Until today, Maine Manufacturing had been a contract manufacturer and GE Healthcare was its sole customer, Emhiser said. Maine Manufacturing would manufacture the products and GE Healthcare would sell them to its customers. This acquisition, Emhiser said, means Maine Manufacturing will sell directly to consumers, allowing it to increase its profit margins.
“What this does is diversify our customer base,” Emhiser said. “We used to have one customer.
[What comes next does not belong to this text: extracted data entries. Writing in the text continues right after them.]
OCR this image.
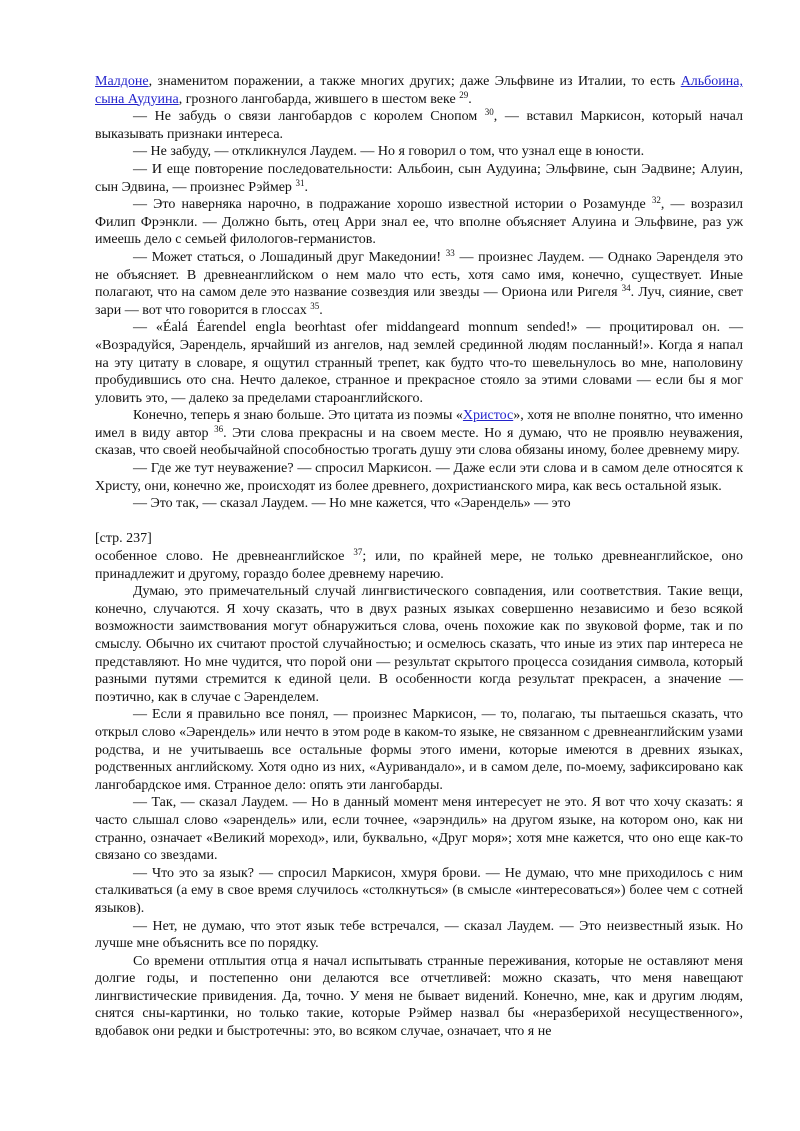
Малдоне, знаменитом поражении, а также многих других; даже Эльфвине из Италии, то есть Альбоина, сына Аудуина, грозного лангобарда, жившего в шестом веке $^{29}$.

— Не забудь о связи лангобардов с королем Снопом $^{30}$, — вставил Маркисон, который начал выказывать признаки интереса.

— Не забуду, — откликнулся Лаудем. — Но я говорил о том, что узнал еще в юности.

— И еще повторение последовательности: Альбоин, сын Аудуина; Эльфвине, сын Эадвине; Алуин, сын Эдвина, — произнес Рэймер $^{31}$.

— Это наверняка нарочно, в подражание хорошо известной истории о Розамунде $^{32}$, — возразил Филип Фрэнкли. — Должно быть, отец Арри знал ее, что вполне объясняет Алуина и Эльфвине, раз уж имеешь дело с семьей филологов-германистов.

— Может статься, о Лошадиный друг Македонии! $^{33}$ — произнес Лаудем. — Однако Эаренделя это не объясняет. В древнеанглийском о нем мало что есть, хотя само имя, конечно, существует. Иные полагают, что на самом деле это название созвездия или звезды — Ориона или Ригеля $^{34}$. Луч, сияние, свет зари — вот что говорится в глоссах $^{35}$.

— «Éalá Éarendel engla beorhtast ofer middangeard monnum sended!» — процитировал он. — «Возрадуйся, Эарендель, ярчайший из ангелов, над землей срединной людям посланный!». Когда я напал на эту цитату в словаре, я ощутил странный трепет, как будто что-то шевельнулось во мне, наполовину пробудившись ото сна. Нечто далекое, странное и прекрасное стояло за этими словами — если бы я мог уловить это, — далеко за пределами староанглийского.

Конечно, теперь я знаю больше. Это цитата из поэмы «Христос», хотя не вполне понятно, что именно имел в виду автор $^{36}$. Эти слова прекрасны и на своем месте. Но я думаю, что не проявлю неуважения, сказав, что своей необычайной способностью трогать душу эти слова обязаны иному, более древнему миру.

— Где же тут неуважение? — спросил Маркисон. — Даже если эти слова и в самом деле относятся к Христу, они, конечно же, происходят из более древнего, дохристианского мира, как весь остальной язык.

— Это так, — сказал Лаудем. — Но мне кажется, что «Эарендель» — это

[стр. 237]

особенное слово. Не древнеанглийское $^{37}$; или, по крайней мере, не только древнеанглийское, оно принадлежит и другому, гораздо более древнему наречию.

Думаю, это примечательный случай лингвистического совпадения, или соответствия. Такие вещи, конечно, случаются. Я хочу сказать, что в двух разных языках совершенно независимо и безо всякой возможности заимствования могут обнаружиться слова, очень похожие как по звуковой форме, так и по смыслу. Обычно их считают простой случайностью; и осмелюсь сказать, что иные из этих пар интереса не представляют. Но мне чудится, что порой они — результат скрытого процесса созидания символа, который разными путями стремится к единой цели. В особенности когда результат прекрасен, а значение — поэтично, как в случае с Эаренделем.

— Если я правильно все понял, — произнес Маркисон, — то, полагаю, ты пытаешься сказать, что открыл слово «Эарендель» или нечто в этом роде в каком-то языке, не связанном с древнеанглийским узами родства, и не учитываешь все остальные формы этого имени, которые имеются в древних языках, родственных английскому. Хотя одно из них, «Ауривандало», и в самом деле, по-моему, зафиксировано как лангобардское имя. Странное дело: опять эти лангобарды.

— Так, — сказал Лаудем. — Но в данный момент меня интересует не это. Я вот что хочу сказать: я часто слышал слово «эарендель» или, если точнее, «эарэндиль» на другом языке, на котором оно, как ни странно, означает «Великий мореход», или, буквально, «Друг моря»; хотя мне кажется, что оно еще как-то связано со звездами.

— Что это за язык? — спросил Маркисон, хмуря брови. — Не думаю, что мне приходилось с ним сталкиваться (а ему в свое время случилось «столкнуться» (в смысле «интересоваться») более чем с сотней языков).

— Нет, не думаю, что этот язык тебе встречался, — сказал Лаудем. — Это неизвестный язык. Но лучше мне объяснить все по порядку.

Со времени отплытия отца я начал испытывать странные переживания, которые не оставляют меня долгие годы, и постепенно они делаются все отчетливей: можно сказать, что меня навещают лингвистические привидения. Да, точно. У меня не бывает видений. Конечно, мне, как и другим людям, снятся сны-картинки, но только такие, которые Рэймер назвал бы «неразберихой несущественного», вдобавок они редки и быстротечны: это, во всяком случае, означает, что я не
Starting today we have 500 customers.”
The acquisition will allow Maine Manufacturing to hire as many as 10 new employees in Sanford over the next two months, Emhiser said.
He wouldn’t share financial details about the acquisition, except to say it’s “a drop in the bucket for General Electric,” which is a $200 billion company.
This acquisition comes on the heels of one announced in early December, in which Maine Manufacturing acquired from GE the assets of its laboratory filter and membrane business, including two manufacturing facilities in Westborough, Mass., and 60 or so employees, Emhiser said. The 60 employees in Massachusetts bring the company’s total employee count to 165.
Maine Manufacturing was founded in 2007 by Craig Cunningham, a Maine native, who soon was joined by Emhiser. Both had been employees of Whatman Inc., which was a British company that previously operated the facility in Sanford.
In 2008, GE Healthcare acquired Whatman and soon after announced plans to shutter the Sanford facility and move the work elsewhere. At that time, Cunningham and Emhiser negotiated with GE to keep some of the business in Maine.
“We knew the operation, we knew the products, we had contacts … so we were able to leverage that knowledge and convince GE to sell us pieces of the business,” Emhiser said. “It helps to have some inside knowledge.”
GE agreed and Maine Manufacturing hired back about 65 employees in 2010.
Emhiser called it an “employee-dedicated business.”
“Part of our whole rationale is to retain or create jobs,” he said. “We’re in the latter stages of our careers, so part of this is to give back to the communities that supported us over the years.”